I grew up in rural Mississippi, a black girl who lived "out in the booneys," fairly isolated from peers outside school. My God-fearing parents brought me up in an African Methodist Episcopal church that stood just beyond the edge of the woods. At the right age, I waded into a muddy watering hole, only recently vacated by the cows who drank there, and got dunked by the preacher and welcomed into the church and the kingdom of God.
That was my baptism, but I wouldnt call it a conversion experience. I felt very innocent then, and would until I left home for college in Massachusetts. There I got my first taste of diversity. Most of my classmates didnt believe as I did. Most of my African-American friends felt as if my faith was some kind of relic from our slave heritage, a white-supremacist trick that I had bought into.
Up until then I hadnt had any inclination to become political, and life hadnt given me any reason to be angry. I still havent learned these traits well, even though it was in the educated Northeast, not the backwoods of Dixie, that I personally experienced the pain of racial hatred, sexism, and religious bigotry for the first time.
Through Gods grace and relationship with other Christians, I survived college with my sanity intact, and with a clearer, though less innocent, understanding of the world. In retrospect I see that we were all confused, all trying to figure life out.

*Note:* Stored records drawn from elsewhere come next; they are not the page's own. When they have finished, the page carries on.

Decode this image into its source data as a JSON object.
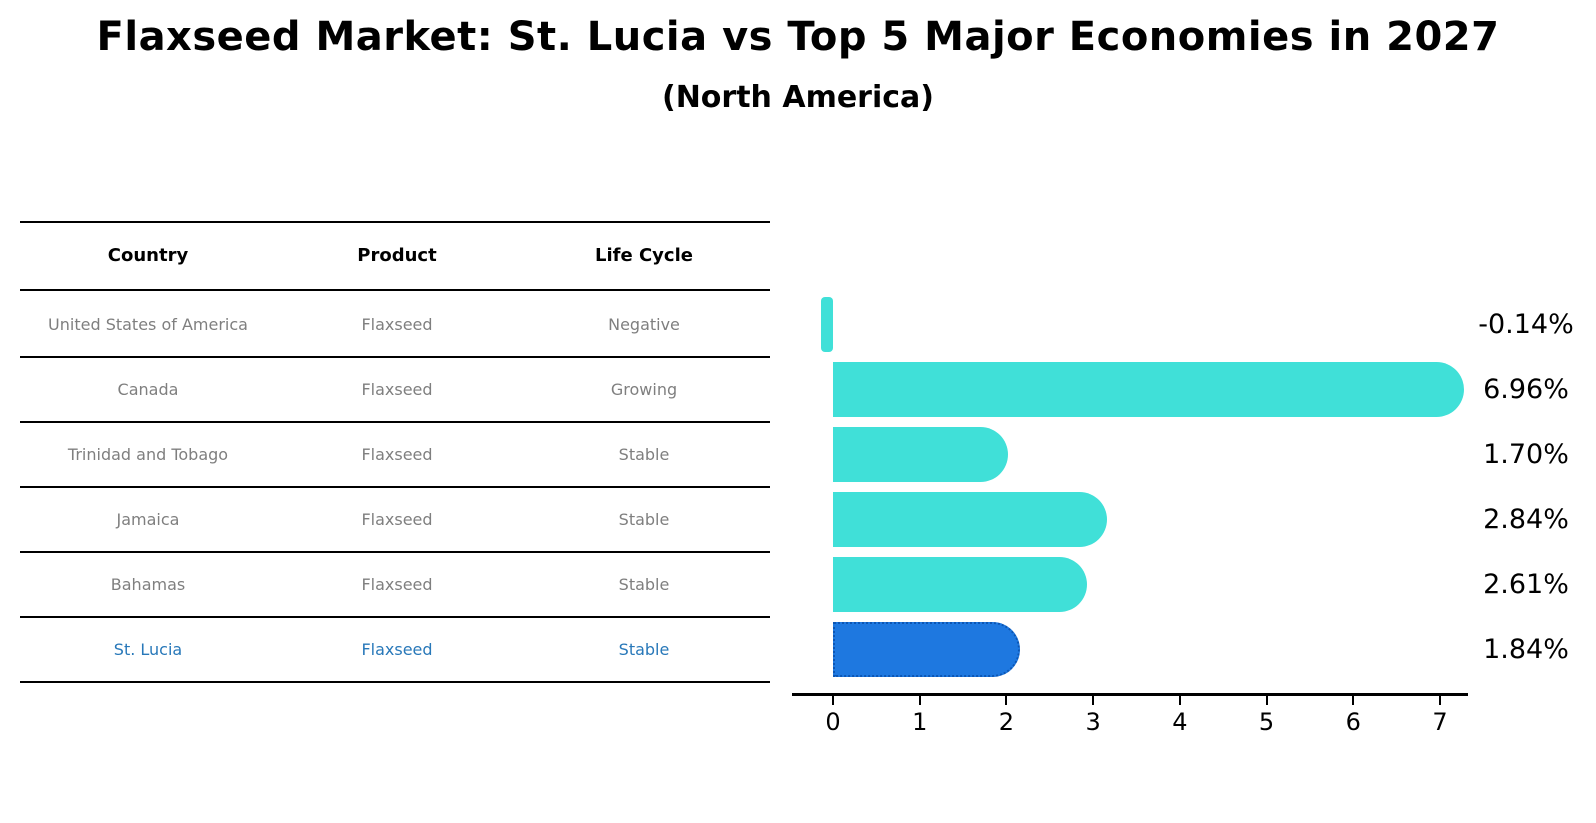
{
  "title": "Flaxseed Market: St. Lucia vs Top 5 Major Economies in 2027",
  "subtitle": "(North America)",
  "table": {
    "headers": {
      "country": "Country",
      "product": "Product",
      "life_cycle": "Life Cycle"
    },
    "rows": [
      {
        "country": "United States of America",
        "product": "Flaxseed",
        "life_cycle": "Negative",
        "highlight": false
      },
      {
        "country": "Canada",
        "product": "Flaxseed",
        "life_cycle": "Growing",
        "highlight": false
      },
      {
        "country": "Trinidad and Tobago",
        "product": "Flaxseed",
        "life_cycle": "Stable",
        "highlight": false
      },
      {
        "country": "Jamaica",
        "product": "Flaxseed",
        "life_cycle": "Stable",
        "highlight": false
      },
      {
        "country": "Bahamas",
        "product": "Flaxseed",
        "life_cycle": "Stable",
        "highlight": false
      },
      {
        "country": "St. Lucia",
        "product": "Flaxseed",
        "life_cycle": "Stable",
        "highlight": true
      }
    ]
  },
  "chart_data": {
    "type": "bar",
    "orientation": "horizontal",
    "title": "Flaxseed Market: St. Lucia vs Top 5 Major Economies in 2027 (North America)",
    "categories": [
      "United States of America",
      "Canada",
      "Trinidad and Tobago",
      "Jamaica",
      "Bahamas",
      "St. Lucia"
    ],
    "values": [
      -0.14,
      6.96,
      1.7,
      2.84,
      2.61,
      1.84
    ],
    "value_labels": [
      "-0.14%",
      "6.96%",
      "1.70%",
      "2.84%",
      "2.61%",
      "1.84%"
    ],
    "unit": "percent",
    "xticks": [
      0,
      1,
      2,
      3,
      4,
      5,
      6,
      7
    ],
    "xlim": [
      -0.5,
      7.3
    ],
    "grid": false,
    "legend": "none",
    "highlight_category": "St. Lucia",
    "colors": {
      "bar": "#40E0D8",
      "highlight_bar": "#1E78E0",
      "highlight_bar_border": "#0C56B4",
      "table_text": "#7f7f7f",
      "highlight_text": "#2878B9",
      "axis": "#000000",
      "title_text": "#000000"
    }
  }
}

I have returned to the South and settled in a racially mixed community of Christians, among people who recognize the equality of humanity implied by the statement "all have sinned and fall short of the glory of God." Im sure my generation will continue to struggle with meaning, identity, and purpose until they come to realize that, from an eternal perspective, the only equal opportunity that matters is our equal access to Gods grace.